It was supposed to be one of the greatest stock market comebacks of all time. But after a summer slump, there’s a nagging fear it might just keep slipping away.
Roughly a year after the S&P 500 Index bottomed out, money managers have seen the stock market’s gains erode on expectations the Federal Reserve will keep interest rates elevated well into next year.
More than 180 stocks in the benchmark are now trading for less than they were 12 months ago, even after the equity market snapped a four-week losing streak with a rally Friday that drove it to a small gain. And in a little over two months, more than a third of the S&P 500’s advance this year has been erased, sapping investors’ confidence and sowing fear that equities have further to fall.
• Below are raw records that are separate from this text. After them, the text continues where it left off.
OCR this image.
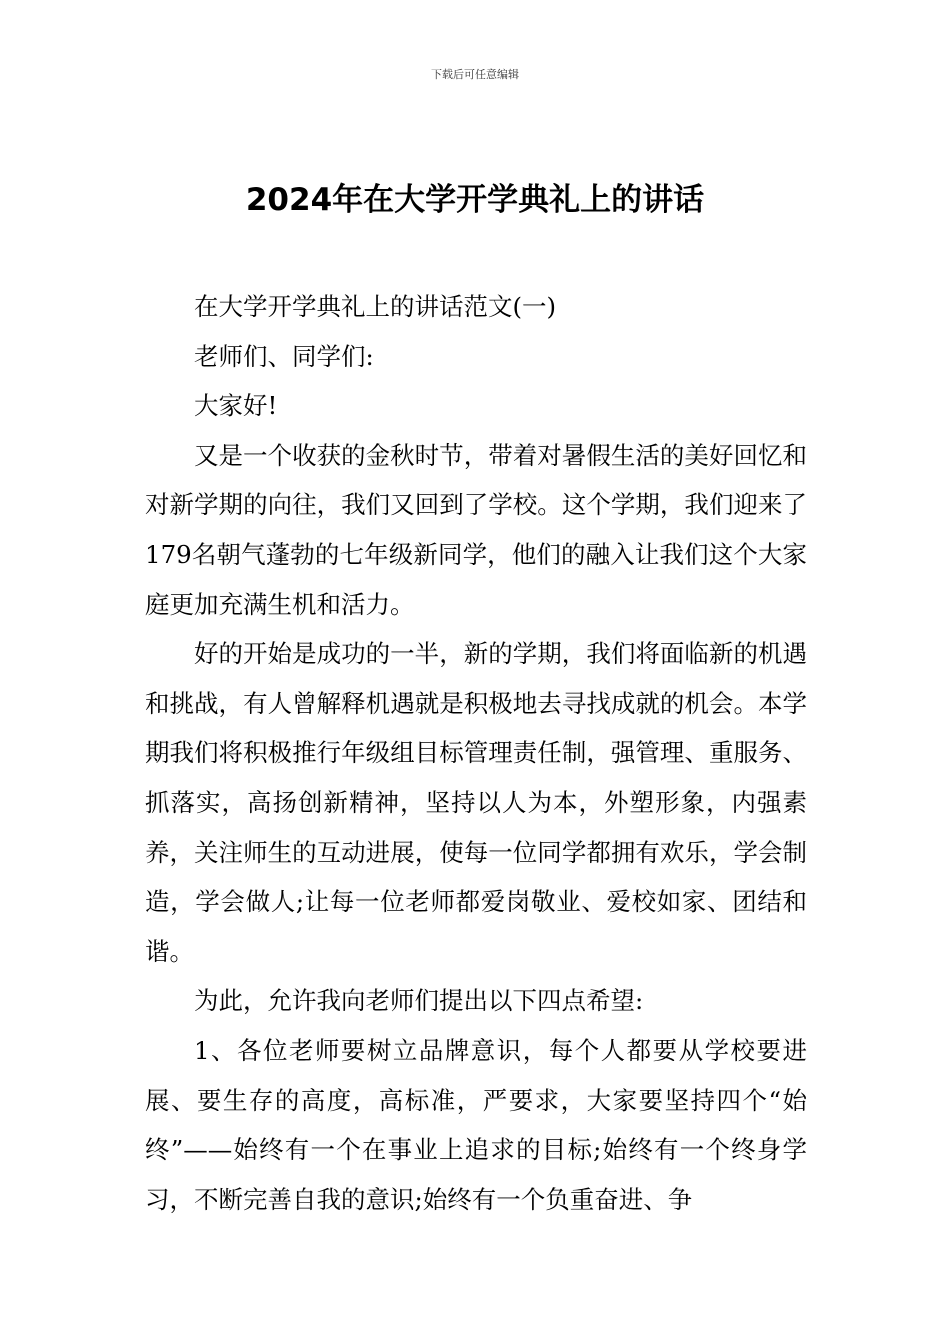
下载后可任意编辑
2024年在大学开学典礼上的讲话

在大学开学典礼上的讲话范文(一)

老师们、同学们:

大家好!

又是一个收获的金秋时节，带着对暑假生活的美好回忆和对新学期的向往，我们又回到了学校。这个学期，我们迎来了179名朝气蓬勃的七年级新同学，他们的融入让我们这个大家庭更加充满生机和活力。

好的开始是成功的一半，新的学期，我们将面临新的机遇和挑战，有人曾解释机遇就是积极地去寻找成就的机会。本学期我们将积极推行年级组目标管理责任制，强管理、重服务、抓落实，高扬创新精神，坚持以人为本，外塑形象，内强素养，关注师生的互动进展，使每一位同学都拥有欢乐，学会制造，学会做人;让每一位老师都爱岗敬业、爱校如家、团结和谐。

为此，允许我向老师们提出以下四点希望:

1、各位老师要树立品牌意识，每个人都要从学校要进展、要生存的高度，高标准，严要求，大家要坚持四个“始终”——始终有一个在事业上追求的目标;始终有一个终身学习，不断完善自我的意识;始终有一个负重奋进、争
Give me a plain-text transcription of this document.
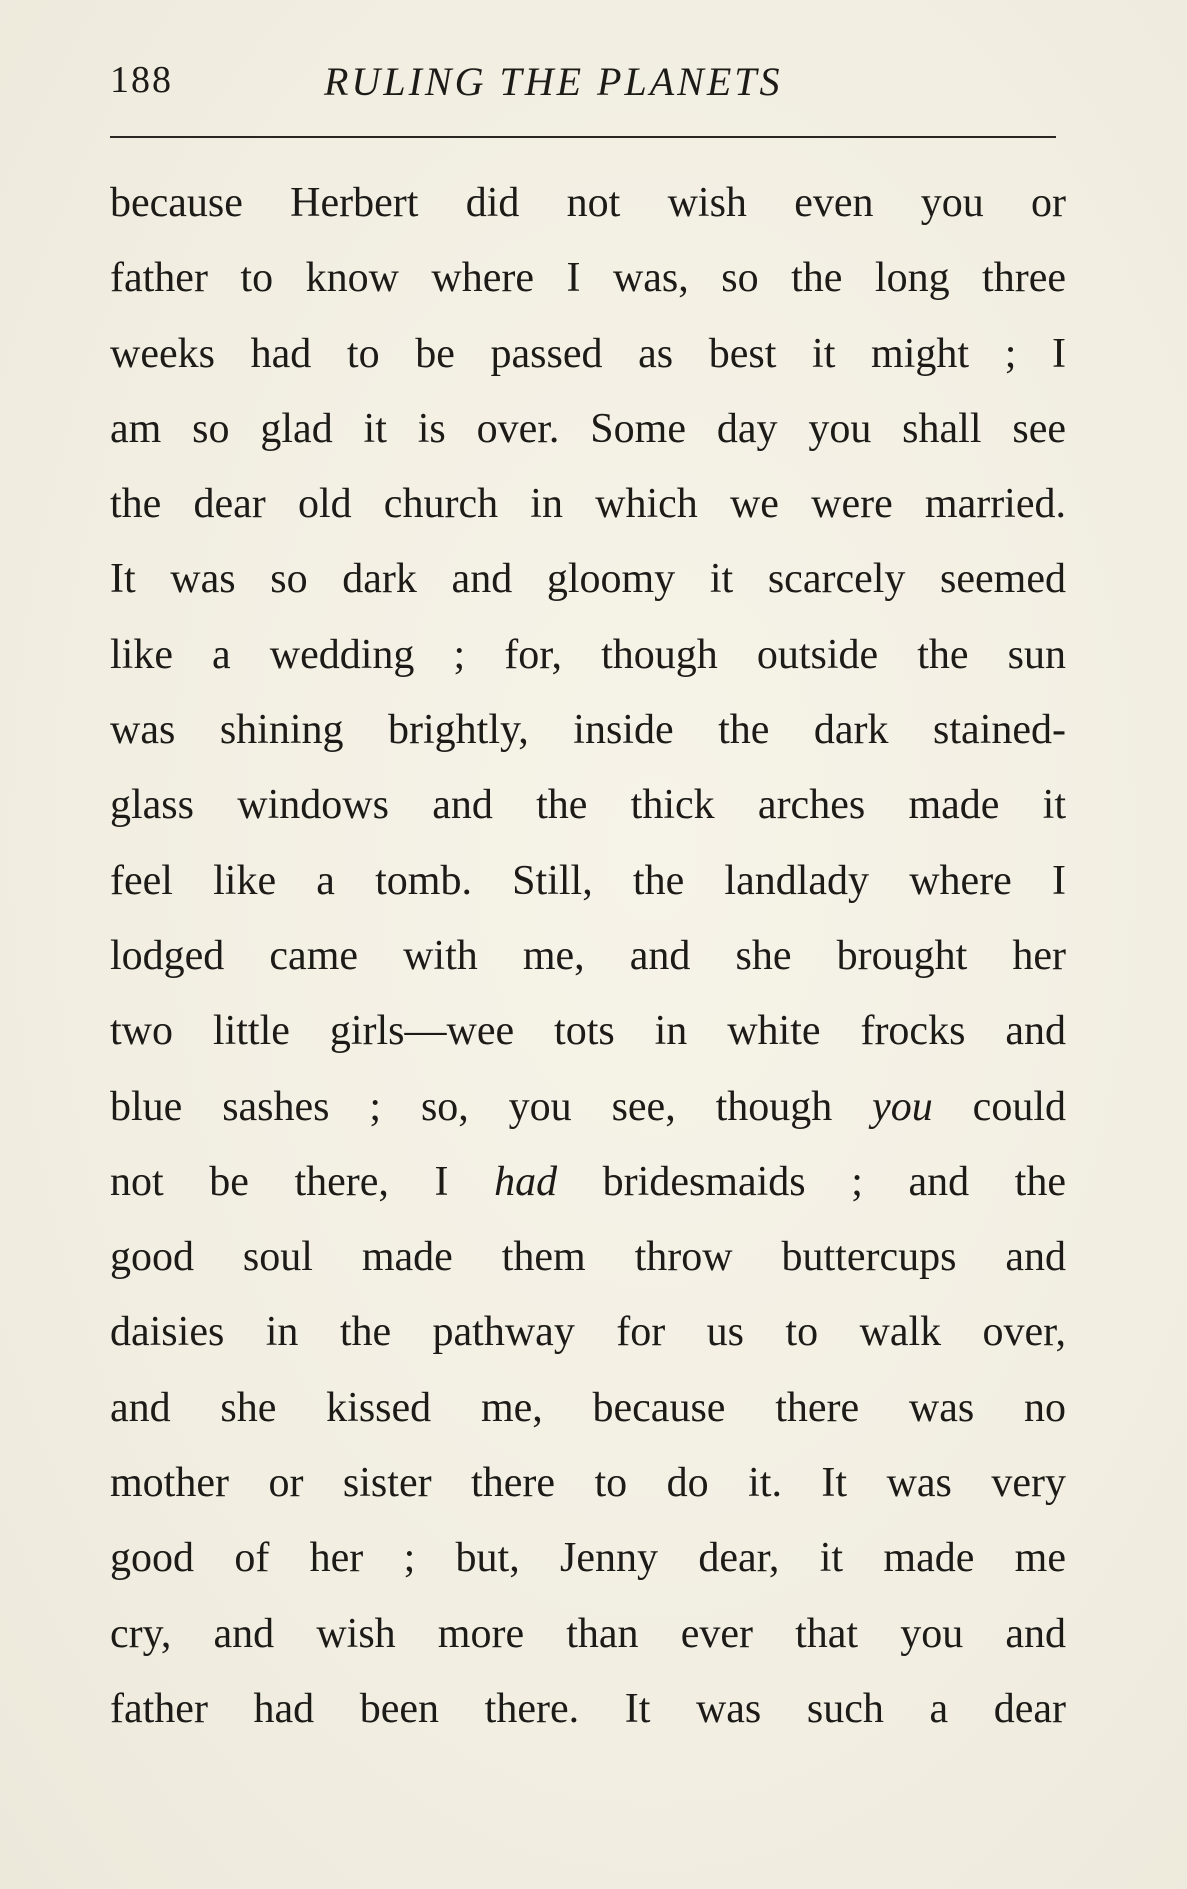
188	RULING THE PLANETS
because Herbert did not wish even you or
father to know where I was, so the long three
weeks had to be passed as best it might ; I
am so glad it is over. Some day you shall see
the dear old church in which we were married.
It was so dark and gloomy it scarcely seemed
like a wedding ; for, though outside the sun
was shining brightly, inside the dark stained-
glass windows and the thick arches made it
feel like a tomb. Still, the landlady where I
lodged came with me, and she brought her
two little girls—wee tots in white frocks and
blue sashes ; so, you see, though you could
not be there, I had bridesmaids ; and the
good soul made them throw buttercups and
daisies in the pathway for us to walk over,
and she kissed me, because there was no
mother or sister there to do it. It was very
good of her ; but, Jenny dear, it made me
cry, and wish more than ever that you and
father had been there. It was such a dear
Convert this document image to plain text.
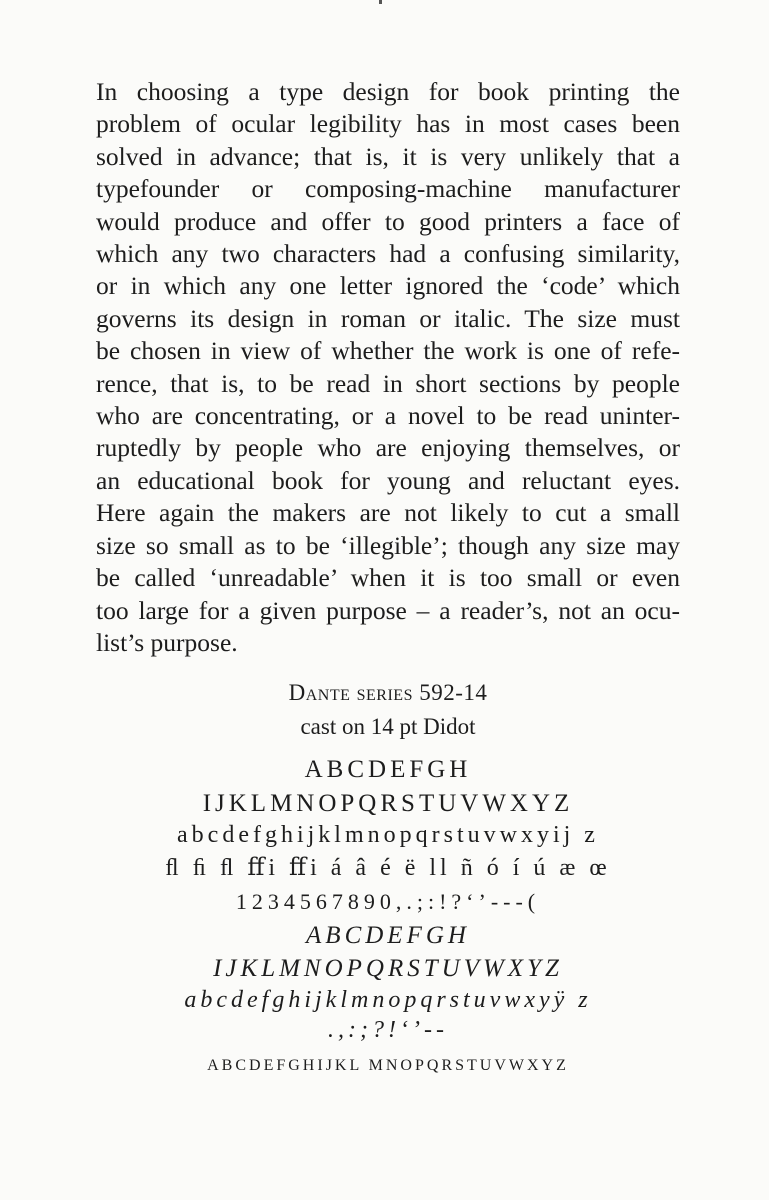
In choosing a type design for book printing the
problem of ocular legibility has in most cases been
solved in advance; that is, it is very unlikely that a
typefounder or composing-machine manufacturer
would produce and offer to good printers a face of
which any two characters had a confusing similarity,
or in which any one letter ignored the ‘code’ which
governs its design in roman or italic. The size must
be chosen in view of whether the work is one of refe-
rence, that is, to be read in short sections by people
who are concentrating, or a novel to be read uninter-
ruptedly by people who are enjoying themselves, or
an educational book for young and reluctant eyes.
Here again the makers are not likely to cut a small
size so small as to be ‘illegible’; though any size may
be called ‘unreadable’ when it is too small or even
too large for a given purpose – a reader’s, not an ocu-
list’s purpose.
Dante series 592-14
cast on 14 pt Didot
ABCDEFGH
IJKLMNOPQRSTUVWXYZ
abcdefghijklmnopqrstuvwxyij z
ﬂ ﬁ ﬂ ﬀi ﬀi á â é ë ll ñ ó í ú æ œ
1234567890,.;:!?‘’---(
ABCDEFGH
IJKLMNOPQRSTUVWXYZ
abcdefghijklmnopqrstuvwxyÿ z
.,:;?!‘’--
ABCDEFGHIJKL MNOPQRSTUVWXYZ
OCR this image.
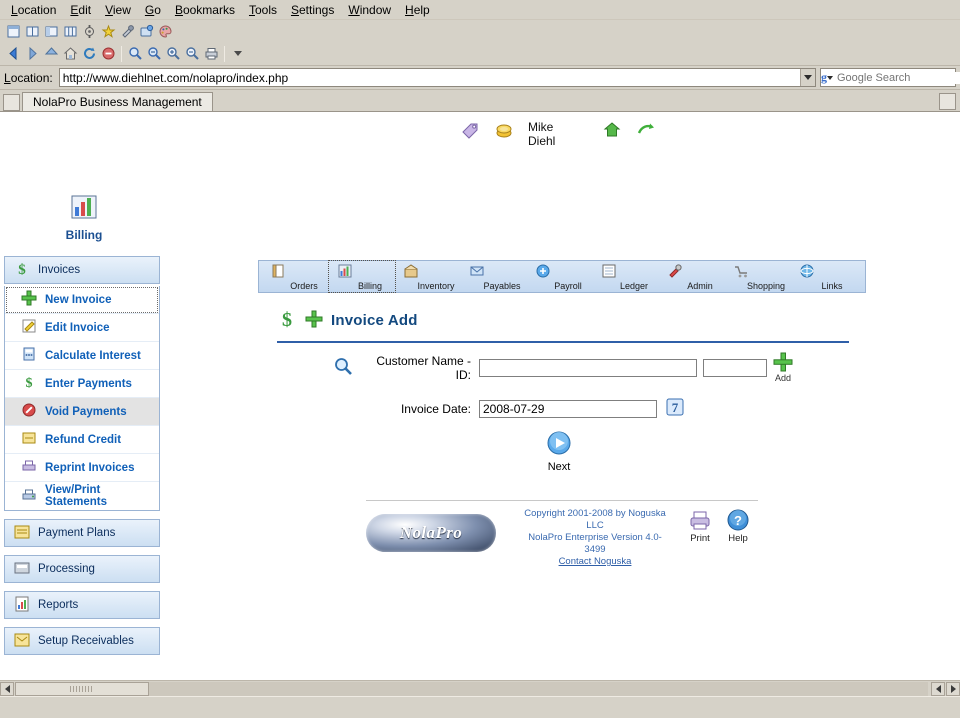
Location	Edit	View	Go	Bookmarks	Tools	Settings	Window	Help
Location:
http://www.diehlnet.com/nolapro/index.php	g
Google Search
NolaPro Business Management
Mike
Diehl
Orders	Billing	Inventory	Payables	Payroll	Ledger	Admin	Shopping	Links
$	Invoice Add
Customer Name - ID:	Add
Invoice Date:
2008-07-29	7
Next
NolaPro
Copyright 2001-2008 by Noguska LLC
NolaPro Enterprise Version 4.0-3499
Contact Noguska
Print
?
Help
Billing
$ Invoices
New Invoice
Edit Invoice
Calculate Interest
$ Enter Payments
Void Payments
Refund Credit
Reprint Invoices
View/Print Statements
Payment Plans
Processing
Reports
Setup Receivables
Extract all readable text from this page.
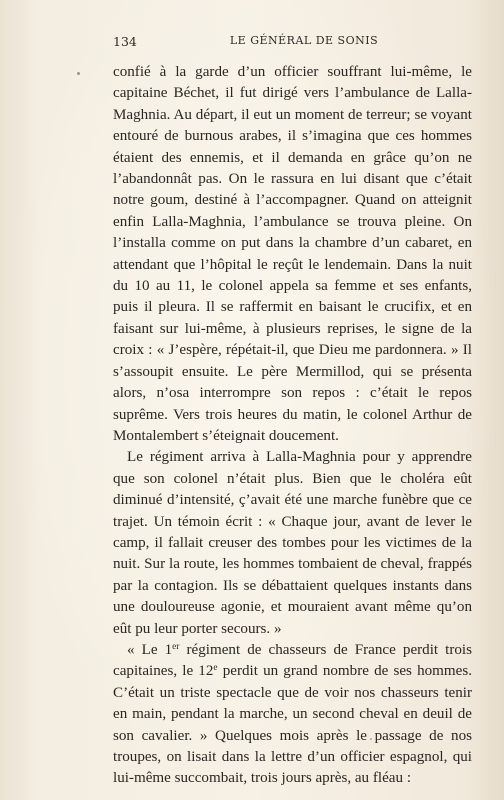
134	LE GÉNÉRAL DE SONIS

confié à la garde d’un officier souffrant lui-même, le capitaine Béchet, il fut dirigé vers l’ambulance de Lalla-Maghnia. Au départ, il eut un moment de terreur; se voyant entouré de burnous arabes, il s’imagina que ces hommes étaient des ennemis, et il demanda en grâce qu’on ne l’abandonnât pas. On le rassura en lui disant que c’était notre goum, destiné à l’accompagner. Quand on atteignit enfin Lalla-Maghnia, l’ambulance se trouva pleine. On l’installa comme on put dans la chambre d’un cabaret, en attendant que l’hôpital le reçût le lendemain. Dans la nuit du 10 au 11, le colonel appela sa femme et ses enfants, puis il pleura. Il se raffermit en baisant le crucifix, et en faisant sur lui-même, à plusieurs reprises, le signe de la croix : « J’espère, répétait-il, que Dieu me pardonnera. » Il s’assoupit ensuite. Le père Mermillod, qui se présenta alors, n’osa interrompre son repos : c’était le repos suprême. Vers trois heures du matin, le colonel Arthur de Montalembert s’éteignait doucement.

Le régiment arriva à Lalla-Maghnia pour y apprendre que son colonel n’était plus. Bien que le choléra eût diminué d’intensité, ç’avait été une marche funèbre que ce trajet. Un témoin écrit : « Chaque jour, avant de lever le camp, il fallait creuser des tombes pour les victimes de la nuit. Sur la route, les hommes tombaient de cheval, frappés par la contagion. Ils se débattaient quelques instants dans une douloureuse agonie, et mouraient avant même qu’on eût pu leur porter secours. »

« Le 1er régiment de chasseurs de France perdit trois capitaines, le 12e perdit un grand nombre de ses hommes. C’était un triste spectacle que de voir nos chasseurs tenir en main, pendant la marche, un second cheval en deuil de son cavalier. » Quelques mois après le passage de nos troupes, on lisait dans la lettre d’un officier espagnol, qui lui-même succombait, trois jours après, au fléau :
Take Bank of America Corp. strategist Michael Hartnett, who’s advising clients to pull back from US stocks because he’s “convinced the bear market has unfinished business.”
If the selling revives and the S&P 500 falls below 4,200, there are few breakout levels where buyers could safely swoop in, according to technical analysts who monitor daily averages and other metrics as a gauge of stock-market momentum. It closed Friday at 4,309.
That leaves the index vulnerable to sliding to its March lows around 3,900 — or even further. For bulls to have the upper hand once again, the S&P 500 would likely need to hold above its June lows of around 4,350.
Of course, the S&P 500 remains up more than 12% for the year. The recent downturn was driven by the interest-rate risk posed by the persistent strength of the economy, not a slowdown that would batter corporate profits, and Friday’s gain in the face of unexpectedly strong employment data shows the market is proving resilient.